A pro-democracy website in Hong Kong was shut down Wednesday after police raided its offices, froze its assets and arrested staff on “seditious publication” charges in the latest crackdown on dissent under China’s strict national security law.​

Stand News, which launched operations in 2014, said on its Facebook page that all employees have been dismissed and that its website and social media accounts will no longer be updated. 

“​This morning (29th), the police arrested a number of senior and former senior staff of the company, took many people away to assist in the investigation, and seized a number of computers and some documents at the Stand News Office,” the statement said. “Stand News has provided assistance to those involved​.”

The website was one of the last pro-democracy outlets in Hong Kong, which is semi-autonomous but has come under increasing pressure from China, after the Apple Daily newspaper was closed in June. In that case, Apple Daily’s publisher, editor and other top staffers were arrested and its assets were also frozen.

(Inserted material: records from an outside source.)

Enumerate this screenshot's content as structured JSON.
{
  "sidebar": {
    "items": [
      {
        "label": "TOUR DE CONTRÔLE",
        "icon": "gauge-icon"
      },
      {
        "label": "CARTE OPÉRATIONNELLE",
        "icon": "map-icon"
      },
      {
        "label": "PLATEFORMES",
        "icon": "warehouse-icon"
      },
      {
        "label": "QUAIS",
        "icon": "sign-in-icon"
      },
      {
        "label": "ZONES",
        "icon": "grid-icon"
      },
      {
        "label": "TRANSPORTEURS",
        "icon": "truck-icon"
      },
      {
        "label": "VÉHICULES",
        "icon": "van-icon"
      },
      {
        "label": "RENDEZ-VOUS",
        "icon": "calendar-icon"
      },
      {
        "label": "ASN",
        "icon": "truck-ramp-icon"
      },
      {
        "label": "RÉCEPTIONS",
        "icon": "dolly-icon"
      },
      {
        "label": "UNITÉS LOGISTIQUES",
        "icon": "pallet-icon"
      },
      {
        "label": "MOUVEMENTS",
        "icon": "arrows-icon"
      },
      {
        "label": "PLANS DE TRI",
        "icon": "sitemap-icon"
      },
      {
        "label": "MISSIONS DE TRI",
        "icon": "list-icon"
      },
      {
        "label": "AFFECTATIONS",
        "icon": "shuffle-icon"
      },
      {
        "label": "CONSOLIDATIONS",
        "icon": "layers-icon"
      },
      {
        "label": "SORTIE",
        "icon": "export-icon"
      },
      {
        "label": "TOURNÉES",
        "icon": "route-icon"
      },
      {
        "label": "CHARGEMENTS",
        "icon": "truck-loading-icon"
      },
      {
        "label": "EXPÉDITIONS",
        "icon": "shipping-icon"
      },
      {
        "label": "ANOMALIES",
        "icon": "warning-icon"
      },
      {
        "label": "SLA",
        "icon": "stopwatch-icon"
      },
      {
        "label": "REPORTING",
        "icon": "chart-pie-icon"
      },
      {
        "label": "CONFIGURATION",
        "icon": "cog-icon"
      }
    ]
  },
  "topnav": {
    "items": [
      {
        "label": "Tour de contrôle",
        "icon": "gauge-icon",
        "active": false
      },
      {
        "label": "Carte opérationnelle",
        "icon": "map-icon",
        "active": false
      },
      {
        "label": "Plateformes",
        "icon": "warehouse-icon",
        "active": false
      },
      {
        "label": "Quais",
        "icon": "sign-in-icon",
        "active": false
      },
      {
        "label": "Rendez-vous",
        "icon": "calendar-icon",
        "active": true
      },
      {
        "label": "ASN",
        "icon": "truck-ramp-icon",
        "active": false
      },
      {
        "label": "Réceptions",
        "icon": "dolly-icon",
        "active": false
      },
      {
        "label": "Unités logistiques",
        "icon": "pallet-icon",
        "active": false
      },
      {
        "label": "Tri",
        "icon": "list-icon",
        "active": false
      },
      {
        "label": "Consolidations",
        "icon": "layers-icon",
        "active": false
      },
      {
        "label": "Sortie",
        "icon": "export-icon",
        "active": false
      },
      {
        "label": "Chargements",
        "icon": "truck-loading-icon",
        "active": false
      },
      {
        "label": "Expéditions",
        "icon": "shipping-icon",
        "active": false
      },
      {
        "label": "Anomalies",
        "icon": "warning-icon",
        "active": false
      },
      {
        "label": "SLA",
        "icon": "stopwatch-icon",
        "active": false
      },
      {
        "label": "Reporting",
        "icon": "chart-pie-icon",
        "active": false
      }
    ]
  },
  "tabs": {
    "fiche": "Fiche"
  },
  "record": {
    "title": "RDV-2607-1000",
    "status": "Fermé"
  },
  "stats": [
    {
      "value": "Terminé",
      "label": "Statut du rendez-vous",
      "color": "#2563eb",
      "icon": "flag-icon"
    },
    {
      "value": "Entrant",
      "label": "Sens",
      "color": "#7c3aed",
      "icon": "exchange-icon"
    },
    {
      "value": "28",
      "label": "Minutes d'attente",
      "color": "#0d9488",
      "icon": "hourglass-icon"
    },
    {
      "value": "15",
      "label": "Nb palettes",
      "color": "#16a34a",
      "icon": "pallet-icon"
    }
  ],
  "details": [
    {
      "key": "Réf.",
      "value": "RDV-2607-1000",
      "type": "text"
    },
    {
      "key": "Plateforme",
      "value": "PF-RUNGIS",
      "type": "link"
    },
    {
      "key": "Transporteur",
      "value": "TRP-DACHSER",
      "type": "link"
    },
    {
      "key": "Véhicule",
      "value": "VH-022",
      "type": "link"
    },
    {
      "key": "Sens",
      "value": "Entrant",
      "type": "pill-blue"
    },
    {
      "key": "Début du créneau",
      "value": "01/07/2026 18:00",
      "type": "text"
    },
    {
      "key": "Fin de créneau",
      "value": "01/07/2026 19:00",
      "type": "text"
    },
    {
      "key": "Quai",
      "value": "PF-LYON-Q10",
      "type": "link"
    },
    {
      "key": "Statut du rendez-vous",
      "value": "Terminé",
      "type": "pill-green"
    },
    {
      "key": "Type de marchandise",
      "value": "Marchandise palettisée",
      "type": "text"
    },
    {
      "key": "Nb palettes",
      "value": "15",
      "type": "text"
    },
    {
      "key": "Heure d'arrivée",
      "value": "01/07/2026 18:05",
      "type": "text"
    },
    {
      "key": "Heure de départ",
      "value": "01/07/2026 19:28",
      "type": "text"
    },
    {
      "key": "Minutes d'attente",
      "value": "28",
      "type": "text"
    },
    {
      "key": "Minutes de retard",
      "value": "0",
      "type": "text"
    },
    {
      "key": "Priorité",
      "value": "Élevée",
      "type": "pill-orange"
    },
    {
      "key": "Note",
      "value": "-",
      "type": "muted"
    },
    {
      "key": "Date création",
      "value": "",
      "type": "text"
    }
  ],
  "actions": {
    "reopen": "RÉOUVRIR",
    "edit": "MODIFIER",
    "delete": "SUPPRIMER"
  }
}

Stand News acting chief editor Patrick Lam
Stand News acting chief editor Patrick Lam was among the people arrested “for conspiracy to publish seditious publication,” according to Hong Kong’s Police National Security Department.
REUTERS/Tyrone Siu

Li Kwai-wah, senior superintendent of the police National Security Department​,​ said Stand News published news and commentary intended to incite hatred toward the government.

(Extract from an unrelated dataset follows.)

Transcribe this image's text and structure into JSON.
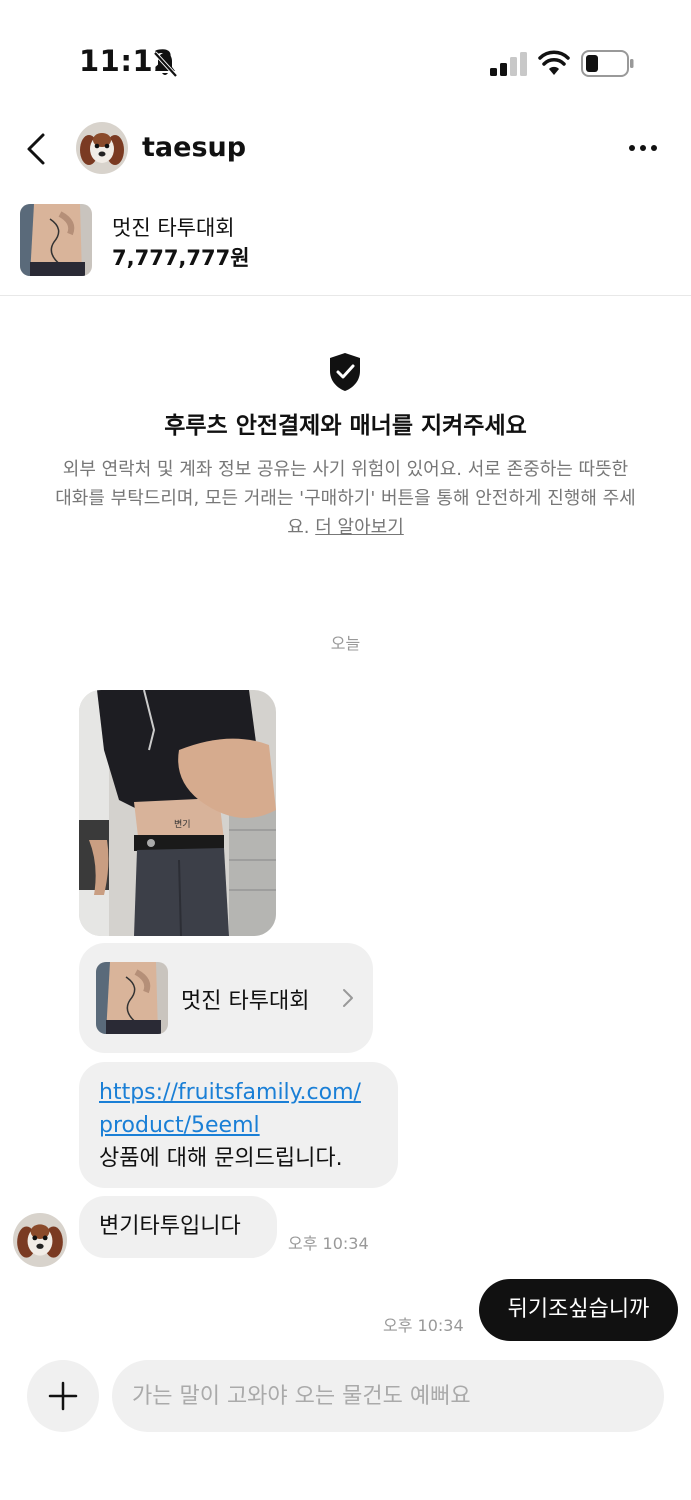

He also claimed that the website’s articles about how the Chinese Communist Party has amassed power in the city’s court system are false.

China passed the national security law in June 2020 to stifle criticism about the ruling Communist Party.

Police officers stand guard as journalists take photos outside the building of the office of Stand News in Hong Kong
Police said about 200 officers raided Stand News’ offices Wednesday.
AP Photo/Vincent Yu

The draconian law criminalizes “secession, subversion, organization and perpetration of terrorist activities, and collusion with a foreign country or with external elements to endanger national security.”

China passed the law following months of pro-democracy protests in Hong Kong that began in 2019 over an extradition bill that would have allowed detainees in Hong Kong to be returned to mainland China for trial. The bill was later withdrawn.

​Police said about 200 ​officers raided Stand News’ offices, taking computers and phones, as well as seizing assets worth about $7.82 million.

A Hong Kong national security police officer (L) and a worker carry boxes of evidence from the offices of Stand News in Hong Kong
A number of computers, as well as documents, were seized from the offices.
DANIEL SUEN/AFP via Getty Images
Stand News statement
Stand News posted this statement to their Facebook page announcing the end of operations.

Six people were arrested and identified by Hong Kong’s South China Morning Post newspaper as one current and one former editor of Stand News and four former board members, including pop singer and activist Denise Ho and former lawmaker Margaret Ng.

Earlier Wednesday, Stand News posted a video on Facebook of police officers at the home of a deputy editor, Ronson Chan. Chan, who is also chair of the Hong Kong Journalists Association, was taken away for questioning, the organization confirmed in a statement.

Chan, who was later released, told media the police seized his electronic devices, bank cards and press card.

“We are not targeting reporters, we are not targeting the media, we just targeted national security offenses,” Li said​ at a news conference​. “If you only report, I don’t think this is a problem.”

​Li also advised the media:​ “Don’t be biased. You know well how to report, how to be a responsible reporter, how to make a non-biased report to your readers.”

Ronson Chan, Stand News deputy assignment editor, enters the Stand News office, after six people were arrested
Ronson Chan, Stand News deputy assignment editor, enters the Stand News office Wednesday after the arrests were made.
REUTERS/Tyrone Siu

The Hong Kong Journalists Association said in a statement that it was “deeply concerned that the police have repeatedly arrested senior members of the media and searched the offices of news organizations containing large quantities of journalistic materials within a year.”